If that were an efficient way of delivering torque to the wheels, all cars would have electric transmission systems instead of mechanical ones. They don’t, for good reason. So expect no more than 20mpg for a car the size and weight of the Volt when running under petrol power. In that case, the fuel used for a 50-mile journey would be half a gallon and the efficiency would be 100mpg. (Alternatively, you could take the figures for the price of motoring given above, and calculate an efficiency of 58mpg.) Go 60 miles and it would drop to 60mpg using the first measure, or 44mpg using the second.

And this assumes that no power-sapping components are switched on and the owner drives with a featherlight foot. In the real world the Volt’s 40-mile range on battery power alone is likely to be 30 miles at best—and perhaps half that if driver is in a hurry, the terrain is hilly and the lights, wipers and air-conditioning are turned on. Any reduction in battery-only motoring hits the Volt’s overall fuel economy hard.

The efficiency ratings that makers are claiming for their plug-in hybrids are nonsense. They are little more than figures plucked from the air because they depend on specific sets of circumstances. That makes comparisons with fossil-fuelled cars almost impossible.

Petrol cars and diesels can also get more or fewer miles to the gallon depending on how they are driven, but irrespective of the distance the owner drives. And they are, of course, oblivious to electricity rates. So if any meaningful comparison is to be made (and one needs to be, so customers can make intelligent choices), the best way would be to determine how many miles could be driven for the energy used—that is, the miles per kilowatt-hour. In those terms, a plug-in hybrid that uses 25 kilowatt-hours of energy to go 100 miles would have a “fuel” consumption of four miles per kilowatt-hour.

To find out what that is equivalent to in miles per gallon, you need to compare the energy content of the natural gas or coal used to generate, say, 25 kilowatt-hours of electricity with the energy content of the gallons of petrol needed to go 100 miles. To be meaningful, however, the calculation must account, on one side of the equation, for all the energy wasted in turning natural gas or coal into electricity, transporting it over the grid and then pumping it into a battery. To ensure apples are compared with apples, the other side of the equation has to take into account all the energy wasted in refining and transporting the petrol and pumping it into a car.

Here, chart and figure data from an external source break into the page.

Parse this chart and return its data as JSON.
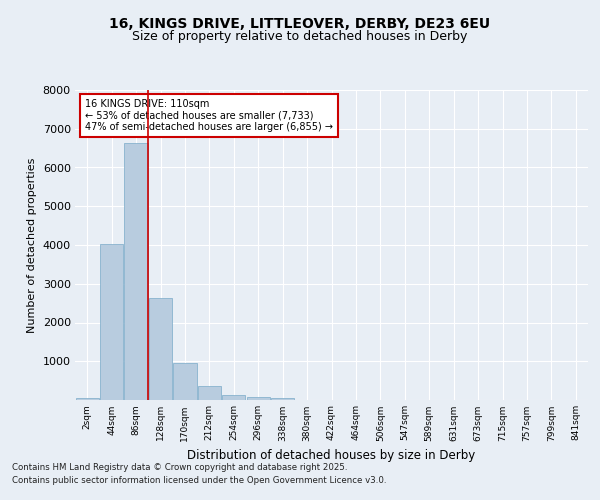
{
  "title1": "16, KINGS DRIVE, LITTLEOVER, DERBY, DE23 6EU",
  "title2": "Size of property relative to detached houses in Derby",
  "xlabel": "Distribution of detached houses by size in Derby",
  "ylabel": "Number of detached properties",
  "categories": [
    "2sqm",
    "44sqm",
    "86sqm",
    "128sqm",
    "170sqm",
    "212sqm",
    "254sqm",
    "296sqm",
    "338sqm",
    "380sqm",
    "422sqm",
    "464sqm",
    "506sqm",
    "547sqm",
    "589sqm",
    "631sqm",
    "673sqm",
    "715sqm",
    "757sqm",
    "799sqm",
    "841sqm"
  ],
  "values": [
    60,
    4020,
    6620,
    2640,
    960,
    350,
    140,
    80,
    50,
    0,
    0,
    0,
    0,
    0,
    0,
    0,
    0,
    0,
    0,
    0,
    0
  ],
  "bar_color": "#b8ccdf",
  "bar_edge_color": "#7aaac8",
  "vline_color": "#cc0000",
  "vline_x": 2.5,
  "annotation_line1": "16 KINGS DRIVE: 110sqm",
  "annotation_line2": "← 53% of detached houses are smaller (7,733)",
  "annotation_line3": "47% of semi-detached houses are larger (6,855) →",
  "annotation_box_color": "#cc0000",
  "ylim": [
    0,
    8000
  ],
  "yticks": [
    0,
    1000,
    2000,
    3000,
    4000,
    5000,
    6000,
    7000,
    8000
  ],
  "bg_color": "#e8eef5",
  "plot_bg_color": "#e8eef5",
  "grid_color": "#ffffff",
  "footer1": "Contains HM Land Registry data © Crown copyright and database right 2025.",
  "footer2": "Contains public sector information licensed under the Open Government Licence v3.0."
}
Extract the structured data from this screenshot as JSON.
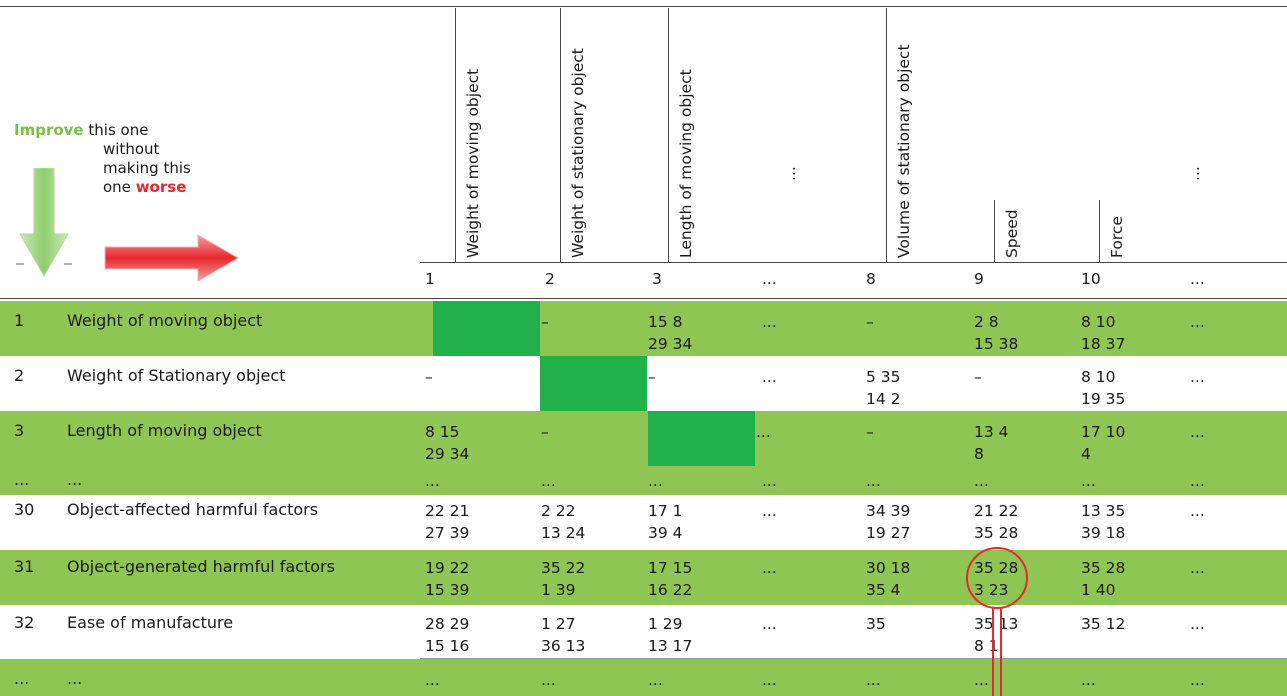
{
  "legend": {
    "improve_word": "Improve",
    "line1_rest": "this one",
    "line2": "without",
    "line3": "making this",
    "line4_prefix": "one",
    "worse_word": "worse",
    "improve_color": "#7ac142",
    "worse_color": "#e8282e"
  },
  "columns": [
    {
      "header": "Weight of moving object",
      "number": "1"
    },
    {
      "header": "Weight of stationary object",
      "number": "2"
    },
    {
      "header": "Length of moving object",
      "number": "3"
    },
    {
      "header": "...",
      "number": "..."
    },
    {
      "header": "Volume of stationary object",
      "number": "8"
    },
    {
      "header": "Speed",
      "number": "9"
    },
    {
      "header": "Force",
      "number": "10"
    },
    {
      "header": "...",
      "number": "..."
    }
  ],
  "rows": [
    {
      "no": "1",
      "label": "Weight of moving object",
      "cells": [
        [
          "",
          ""
        ],
        [
          "–",
          ""
        ],
        [
          "15 8",
          "29 34"
        ],
        [
          "...",
          ""
        ],
        [
          "–",
          ""
        ],
        [
          "2 8",
          "15 38"
        ],
        [
          "8 10",
          "18 37"
        ],
        [
          "...",
          ""
        ]
      ]
    },
    {
      "no": "2",
      "label": "Weight of Stationary object",
      "cells": [
        [
          "–",
          ""
        ],
        [
          "",
          ""
        ],
        [
          "–",
          ""
        ],
        [
          "...",
          ""
        ],
        [
          "5 35",
          "14 2"
        ],
        [
          "–",
          ""
        ],
        [
          "8 10",
          "19 35"
        ],
        [
          "...",
          ""
        ]
      ]
    },
    {
      "no": "3",
      "label": "Length of moving object",
      "cells": [
        [
          "8 15",
          "29 34"
        ],
        [
          "–",
          ""
        ],
        [
          "",
          ""
        ],
        [
          "...",
          ""
        ],
        [
          "–",
          ""
        ],
        [
          "13 4",
          "8"
        ],
        [
          "17 10",
          "4"
        ],
        [
          "...",
          ""
        ]
      ]
    },
    {
      "no": "...",
      "label": "...",
      "cells": [
        [
          "...",
          ""
        ],
        [
          "...",
          ""
        ],
        [
          "...",
          ""
        ],
        [
          "...",
          ""
        ],
        [
          "...",
          ""
        ],
        [
          "...",
          ""
        ],
        [
          "...",
          ""
        ],
        [
          "...",
          ""
        ]
      ]
    },
    {
      "no": "30",
      "label": "Object-affected harmful factors",
      "cells": [
        [
          "22 21",
          "27 39"
        ],
        [
          "2 22",
          "13 24"
        ],
        [
          "17 1",
          "39 4"
        ],
        [
          "...",
          ""
        ],
        [
          "34 39",
          "19 27"
        ],
        [
          "21 22",
          "35 28"
        ],
        [
          "13 35",
          "39 18"
        ],
        [
          "...",
          ""
        ]
      ]
    },
    {
      "no": "31",
      "label": "Object-generated harmful factors",
      "cells": [
        [
          "19 22",
          "15 39"
        ],
        [
          "35 22",
          "1 39"
        ],
        [
          "17 15",
          "16 22"
        ],
        [
          "...",
          ""
        ],
        [
          "30 18",
          "35 4"
        ],
        [
          "35 28",
          "3 23"
        ],
        [
          "35 28",
          "1 40"
        ],
        [
          "...",
          ""
        ]
      ]
    },
    {
      "no": "32",
      "label": "Ease of manufacture",
      "cells": [
        [
          "28 29",
          "15 16"
        ],
        [
          "1 27",
          "36 13"
        ],
        [
          "1 29",
          "13 17"
        ],
        [
          "...",
          ""
        ],
        [
          "35",
          ""
        ],
        [
          "35 13",
          "8 1"
        ],
        [
          "35 12",
          ""
        ],
        [
          "...",
          ""
        ]
      ]
    },
    {
      "no": "...",
      "label": "...",
      "cells": [
        [
          "...",
          ""
        ],
        [
          "...",
          ""
        ],
        [
          "...",
          ""
        ],
        [
          "...",
          ""
        ],
        [
          "...",
          ""
        ],
        [
          "...",
          ""
        ],
        [
          "...",
          ""
        ],
        [
          "...",
          ""
        ]
      ]
    }
  ],
  "colors": {
    "row_green": "#8fc552",
    "diagonal_green": "#22b04b",
    "highlight_red": "#e8282e"
  }
}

Such an analysis has actually been done by engineers at AC Propulsion, a firm in the Los Angeles area that makes parts for electric cars. Their conclusion was that around eight miles per kilowatt-hour is the equivalent of 100mpg. So forget GM’s outlandish claims: the Chevy Volt will get at best 50mpg in the city. As your correspondent noted at the beginning, that is not at all bad—but it is nowhere near the preposterous 230mpg being touted.

Comment

I get 45.5 mpg on my 2009 Prius, and that is with the AC on all the time. I havent figured out how to set the AC yet, so it stays on at 77 degrees. Altho the title of the article is sticker shock, not much mention was made about the price. My 2009 Prius cost $21,000 so when its compared to the $40,000 Volt, it looks pretty reasonable.